Giving the agent access to a managed mailbox - read and draft first
We gave the agent access to a managed mailbox. Wave A is read, triage, and draft-for-review only. Autonomous send is Wave B, behind its own ADR and rate-limit infrastructure.
The work split across two PRs. The first added the capability itself: a google_auth.managed_mailboxes schema in customer.yaml with per-mailbox address, send_as, and optional action_ceilings. The broker is the authorization boundary - it validates the requesting mailbox and send_as identity against its own read of the customer config, never trusting what arrives from the agent side. The mailbox and from fields ride in the payload so the existing grant digest binds them. An inbox-triage skill in managed-mailbox mode reads the managed box, selects a From address by matching Delivered-To to To to Cc, and drafts a Gmail reply. It fails closed on ambiguity - if the correct From can’t be determined unambiguously from the headers, it does not draft. Send-as-principal is blocked entirely in Wave A; a draft is not a send.
The second PR pinned the Docker overlay to the commit carrying the matching Gmail tool fields (mailbox and from on the tool payload) so the broker change and the overlay change deploy atomically via a single provisioning-script run.
The schema validation runs 197 tests covering the managed-mailbox block: valid configs pass, malformed addresses are rejected, non-send_as ambiguity falls closed. The broker test suite (395 tests) covers fail-closed behavior on unauthorized subjects and From addresses, the mailbox-to-subject routing, and the health handshake advertising supported_ops.

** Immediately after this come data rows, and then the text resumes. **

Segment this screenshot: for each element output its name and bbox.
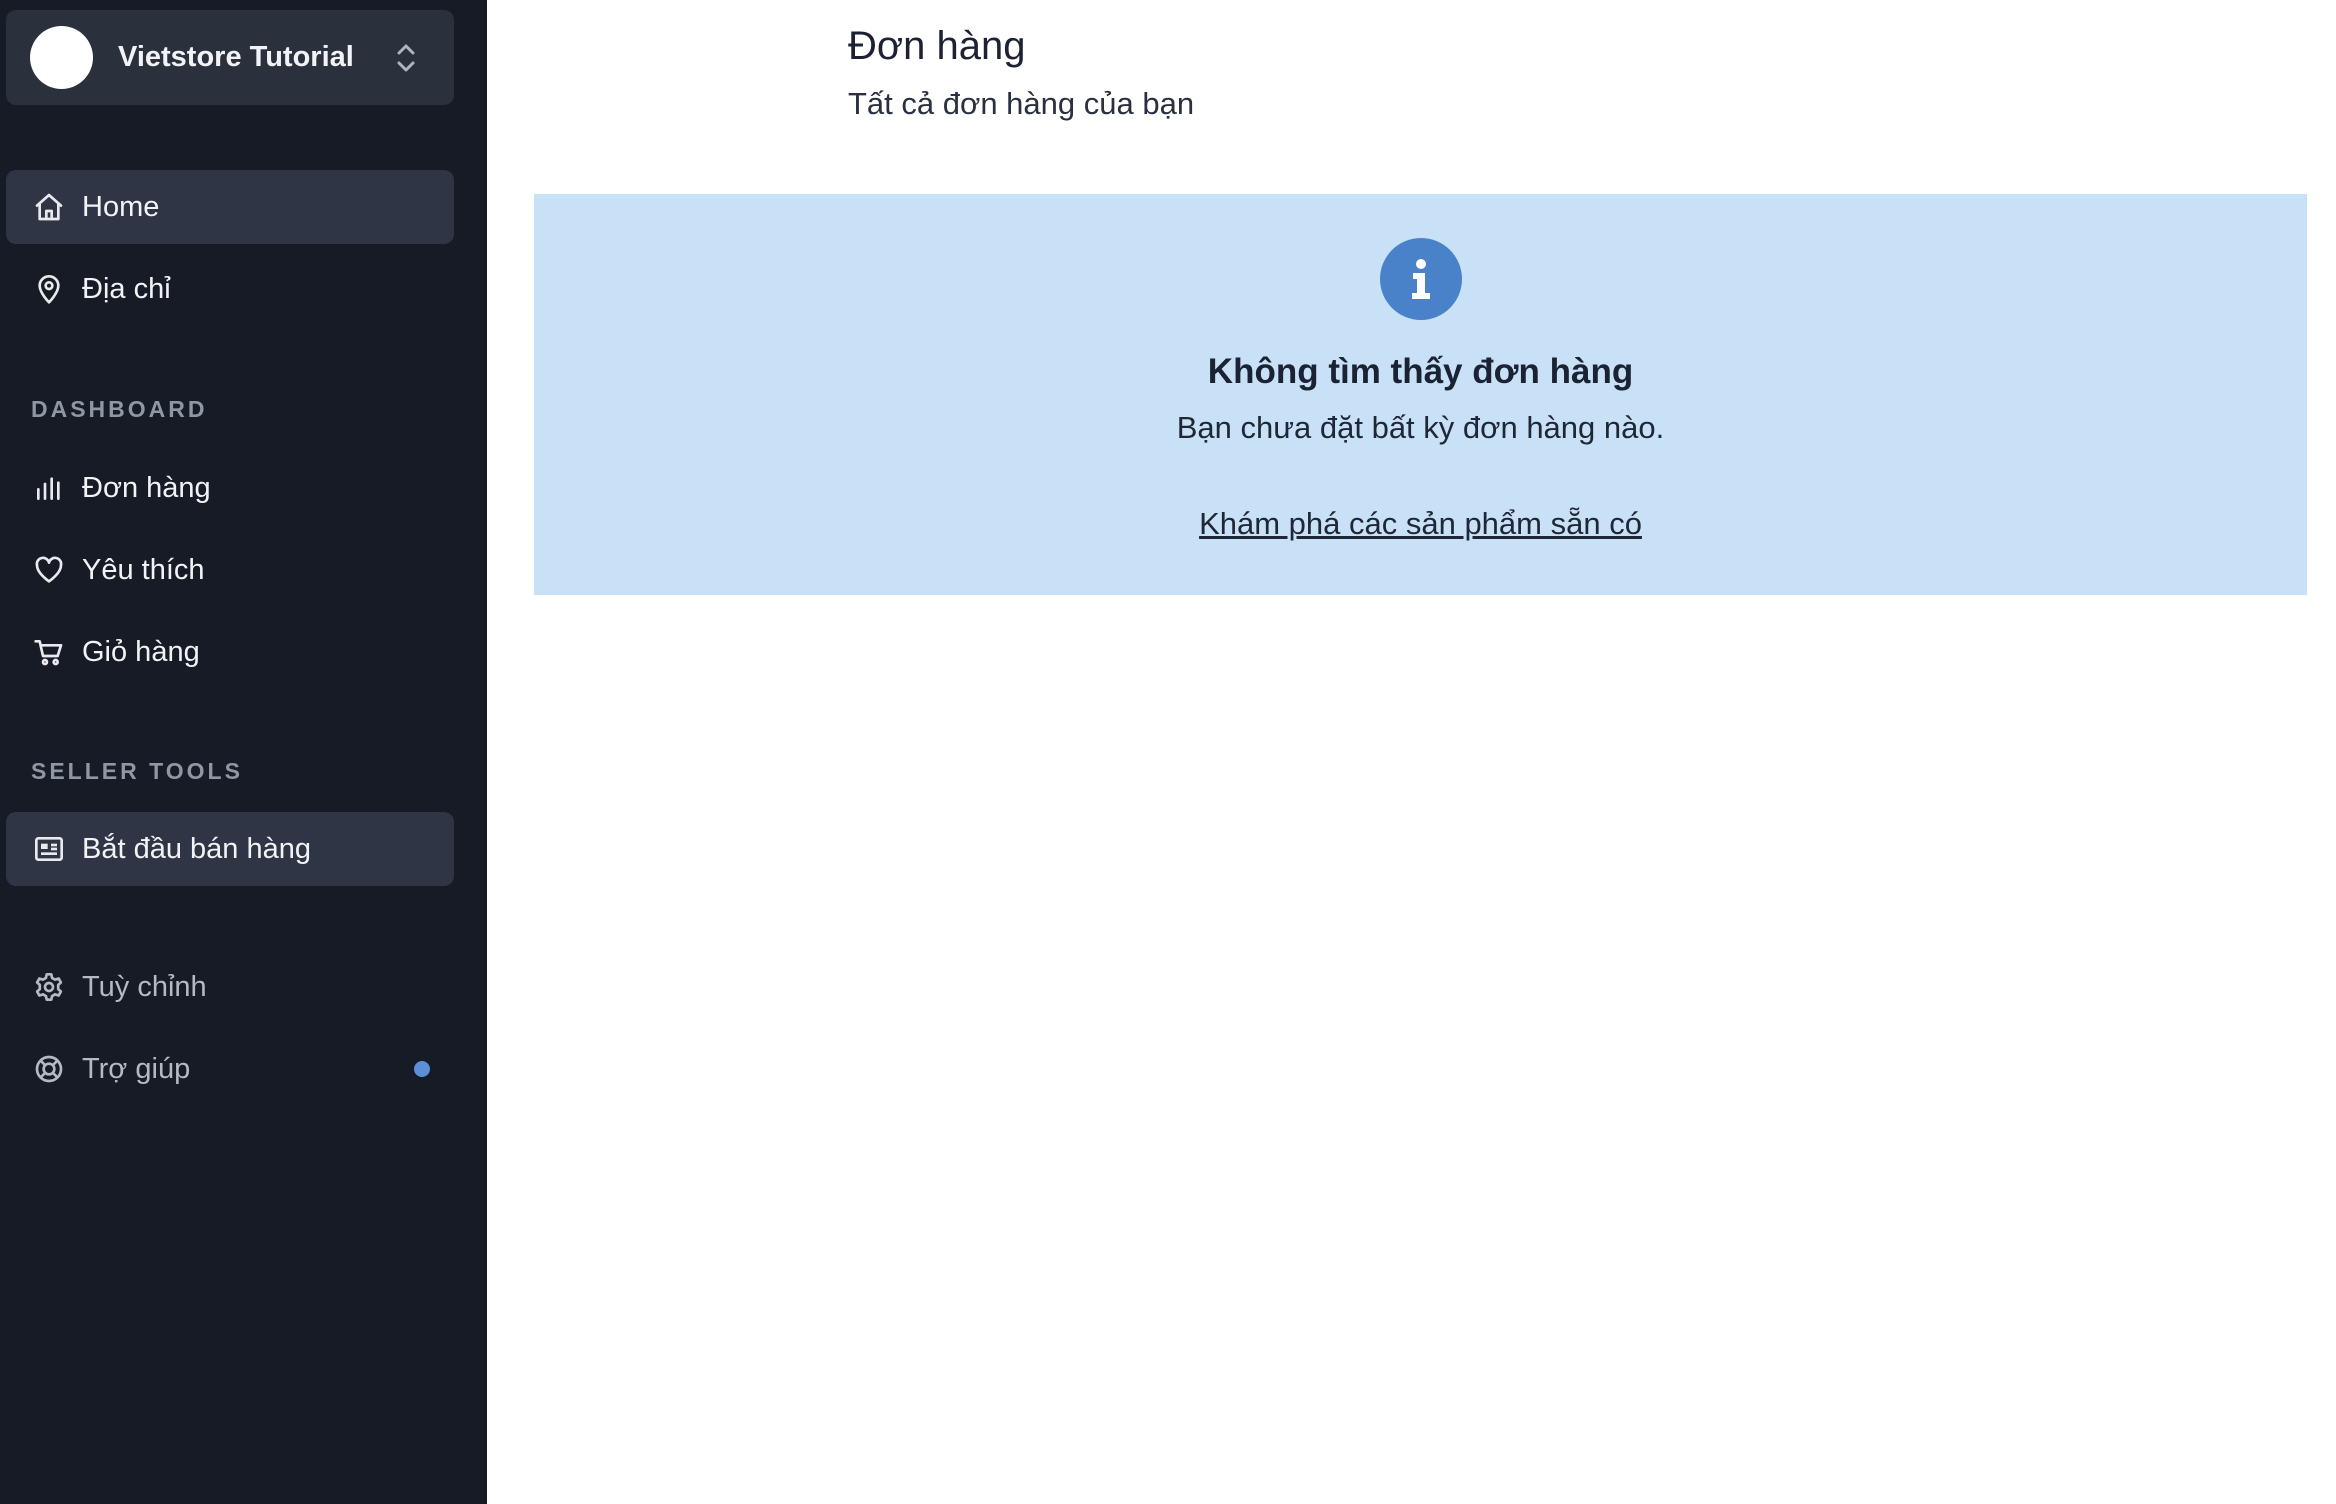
cart-icon <box>31 634 67 670</box>
store-avatar <box>30 26 93 89</box>
sidebar: Vietstore Tutorial Home Địa chỉ DASHBOAR… <box>0 0 487 1504</box>
info-icon <box>1379 238 1462 320</box>
sidebar-item-label: Bắt đầu bán hàng <box>82 832 311 865</box>
chevron-up-down-icon <box>386 38 426 78</box>
section-heading-seller-tools: SELLER TOOLS <box>31 758 243 784</box>
sidebar-item-favorites[interactable]: Yêu thích <box>6 533 454 607</box>
sidebar-item-label: Trợ giúp <box>82 1052 191 1085</box>
sidebar-item-label: Đơn hàng <box>82 471 211 504</box>
sidebar-item-label: Yêu thích <box>82 553 205 586</box>
newspaper-icon <box>31 831 67 867</box>
lifebuoy-icon <box>31 1051 67 1087</box>
sidebar-item-start-selling[interactable]: Bắt đầu bán hàng <box>6 812 454 886</box>
notification-dot <box>414 1061 430 1077</box>
gear-icon <box>31 969 67 1005</box>
alert-title: Không tìm thấy đơn hàng <box>1207 352 1634 391</box>
home-icon <box>31 189 67 225</box>
page-subtitle: Tất cả đơn hàng của bạn <box>848 86 1195 121</box>
sidebar-item-label: Giỏ hàng <box>82 635 200 668</box>
map-pin-icon <box>31 271 67 307</box>
sidebar-item-settings[interactable]: Tuỳ chỉnh <box>6 950 454 1024</box>
sidebar-item-orders[interactable]: Đơn hàng <box>6 451 454 525</box>
alert-message: Bạn chưa đặt bất kỳ đơn hàng nào. <box>1176 410 1665 445</box>
sidebar-item-label: Tuỳ chỉnh <box>82 970 207 1003</box>
sidebar-item-label: Địa chỉ <box>82 272 171 305</box>
explore-products-link[interactable]: Khám phá các sản phẩm sẵn có <box>534 506 2307 542</box>
store-name: Vietstore Tutorial <box>118 41 354 73</box>
heart-icon <box>31 552 67 588</box>
store-switcher[interactable]: Vietstore Tutorial <box>6 10 454 105</box>
sidebar-item-address[interactable]: Địa chỉ <box>6 252 454 326</box>
bar-chart-icon <box>31 470 67 506</box>
main-content: Đơn hàng Tất cả đơn hàng của bạn Không t… <box>487 0 2336 1504</box>
empty-orders-alert: Không tìm thấy đơn hàng Bạn chưa đặt bất… <box>534 194 2307 595</box>
sidebar-item-label: Home <box>82 190 160 223</box>
sidebar-item-home[interactable]: Home <box>6 170 454 244</box>
sidebar-item-cart[interactable]: Giỏ hàng <box>6 615 454 689</box>
sidebar-item-help[interactable]: Trợ giúp <box>6 1032 454 1106</box>
page-title: Đơn hàng <box>848 24 1026 68</box>
section-heading-dashboard: DASHBOARD <box>31 396 208 422</box>
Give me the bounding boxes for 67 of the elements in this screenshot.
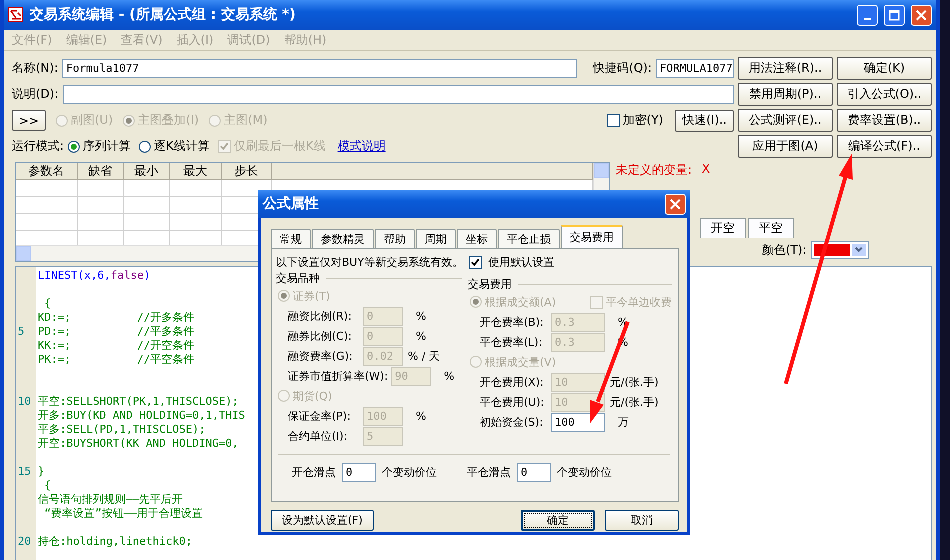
field-label: 融资费率(G): xyxy=(288,348,354,364)
window-title: 交易系统编辑 - (所属公式组 : 交易系统 *) xyxy=(30,6,297,24)
code-line: { xyxy=(44,297,52,311)
code-line: 平空:SELLSHORT(PK,1,THISCLOSE); xyxy=(38,395,239,409)
code-line: “费率设置”按钮——用于合理设置 xyxy=(44,507,204,521)
code-line: 开多:BUY(KD AND HOLDING=0,1,THIS xyxy=(38,409,246,423)
checkbox-label: 加密(Y) xyxy=(622,112,664,129)
unit-label: 个变动价位 xyxy=(382,465,437,480)
field-label: 合约单位(I): xyxy=(288,428,349,444)
line-number: 20 xyxy=(17,535,32,549)
unit-label: % xyxy=(416,410,426,422)
field-label: 运行模式: xyxy=(12,138,64,155)
field-label: 快捷码(Q): xyxy=(593,60,652,77)
line-number: 5 xyxy=(17,325,26,339)
code-line: KD:=; //开多条件 xyxy=(38,311,195,325)
field-label: 初始资金(S): xyxy=(480,414,544,430)
checkbox-label: 使用默认设置 xyxy=(488,255,554,270)
field-label: 证券市值折算率(W): xyxy=(288,368,388,384)
field-label: 颜色(T): xyxy=(762,242,807,258)
radio-label: 逐K线计算 xyxy=(154,138,210,155)
unit-label: % xyxy=(444,370,455,382)
radio-label: 序列计算 xyxy=(83,138,132,155)
unit-label: 元/(张.手) xyxy=(610,394,659,410)
unit-label: 个变动价位 xyxy=(557,465,612,480)
group-title: 交易费用 xyxy=(468,276,512,292)
field-label: 开仓费率(B): xyxy=(480,314,545,330)
code-line: PD:=; //平多条件 xyxy=(38,325,195,339)
dialog-title: 公式属性 xyxy=(263,195,320,213)
code-line: 平多:SELL(PD,1,THISCLOSE); xyxy=(38,423,206,437)
undefined-variable: X xyxy=(702,162,710,178)
radio-label: 主图(M) xyxy=(224,112,268,129)
radio-label: 主图叠加(I) xyxy=(138,112,200,129)
field-label: 开仓滑点 xyxy=(292,465,336,480)
unit-label: % xyxy=(416,330,426,342)
field-label: 说明(D): xyxy=(12,86,59,103)
radio-label: 证券(T) xyxy=(293,288,330,304)
checkbox-label: 仅刷最后一根K线 xyxy=(234,138,326,155)
radio-label: 根据成交量(V) xyxy=(485,354,556,370)
field-label: 开仓费用(X): xyxy=(480,374,545,390)
note-text: 以下设置仅对BUY等新交易系统有效。 xyxy=(276,255,464,270)
code-line: KK:=; //开空条件 xyxy=(38,339,195,353)
group-title: 交易品种 xyxy=(276,270,320,286)
code-line: PK:=; //平空条件 xyxy=(38,353,195,367)
radio-label: 副图(U) xyxy=(71,112,114,129)
unit-label: 元/(张.手) xyxy=(610,374,659,390)
checkbox-label: 平今单边收费 xyxy=(606,294,672,310)
field-label: 平仓滑点 xyxy=(467,465,511,480)
field-label: 融券比例(C): xyxy=(288,328,353,344)
code-line: 开空:BUYSHORT(KK AND HOLDING=0, xyxy=(38,437,239,451)
code-line: 信号语句排列规则——先平后开 xyxy=(38,493,184,507)
unit-label: % xyxy=(416,310,426,322)
code-line: } xyxy=(38,465,45,479)
code-line: 持仓:holding,linethick0; xyxy=(38,535,192,549)
field-label: 平仓费用(U): xyxy=(480,394,546,410)
radio-label: 期货(Q) xyxy=(293,388,332,404)
code-line: LINEST(x,6,false) xyxy=(38,269,151,283)
unit-label: 万 xyxy=(618,414,629,430)
unit-label: % / 天 xyxy=(408,348,440,364)
radio-label: 根据成交额(A) xyxy=(485,294,556,310)
line-number: 15 xyxy=(17,465,32,479)
field-label: 融资比例(R): xyxy=(288,308,353,324)
field-label: 平仓费率(L): xyxy=(480,334,544,350)
code-line: { xyxy=(44,479,52,493)
field-label: 名称(N): xyxy=(12,60,58,77)
undefined-variables-label: 未定义的变量: xyxy=(616,162,692,179)
field-label: 保证金率(P): xyxy=(288,408,352,424)
line-number: 10 xyxy=(17,395,32,409)
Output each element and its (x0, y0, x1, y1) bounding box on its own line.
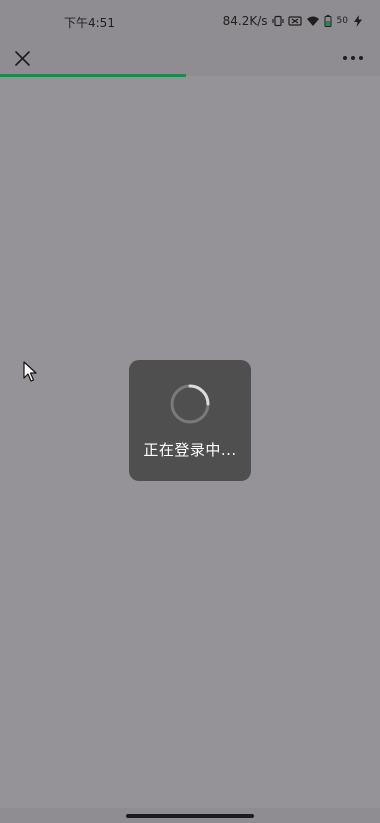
status-icons: 84.2K/s 50 (223, 14, 364, 28)
loading-spinner-icon (170, 384, 210, 424)
battery-icon (324, 15, 332, 27)
close-button[interactable] (10, 46, 36, 72)
status-time: 下午4:51 (64, 16, 115, 30)
more-button[interactable] (340, 46, 366, 72)
no-sim-icon (287, 16, 302, 26)
vibrate-icon (271, 15, 284, 27)
mouse-cursor-icon (23, 361, 37, 382)
loading-toast: 正在登录中... (129, 360, 251, 481)
network-speed: 84.2K/s (222, 14, 268, 28)
battery-level: 50 (336, 16, 348, 26)
status-bar: 下午4:51 84.2K/s 50 (0, 0, 380, 42)
wifi-icon (306, 16, 319, 26)
loading-text: 正在登录中... (143, 441, 237, 459)
charging-icon (354, 15, 362, 27)
more-icon (343, 56, 363, 60)
nav-bar (0, 42, 380, 76)
gesture-bar (0, 808, 380, 823)
close-icon (15, 51, 30, 66)
home-indicator[interactable] (126, 814, 254, 818)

What surprised us: the complexity in Wave A isn’t in the Gmail API calls - it’s in the authorization boundary design. The broker has to re-validate the mailbox identity independently, not trust the caller’s claim, and the grant digest has to include the mailbox and From fields so a replayed payload can’t impersonate a different address. Getting the fail-closed semantics right on header ambiguity took more passes than the rest of the skill.
What’s next: live Wave A verification - direct the agent to triage the managed inbox and produce a draft reply, then inspect it in Gmail Drafts before Wave B ADR opens.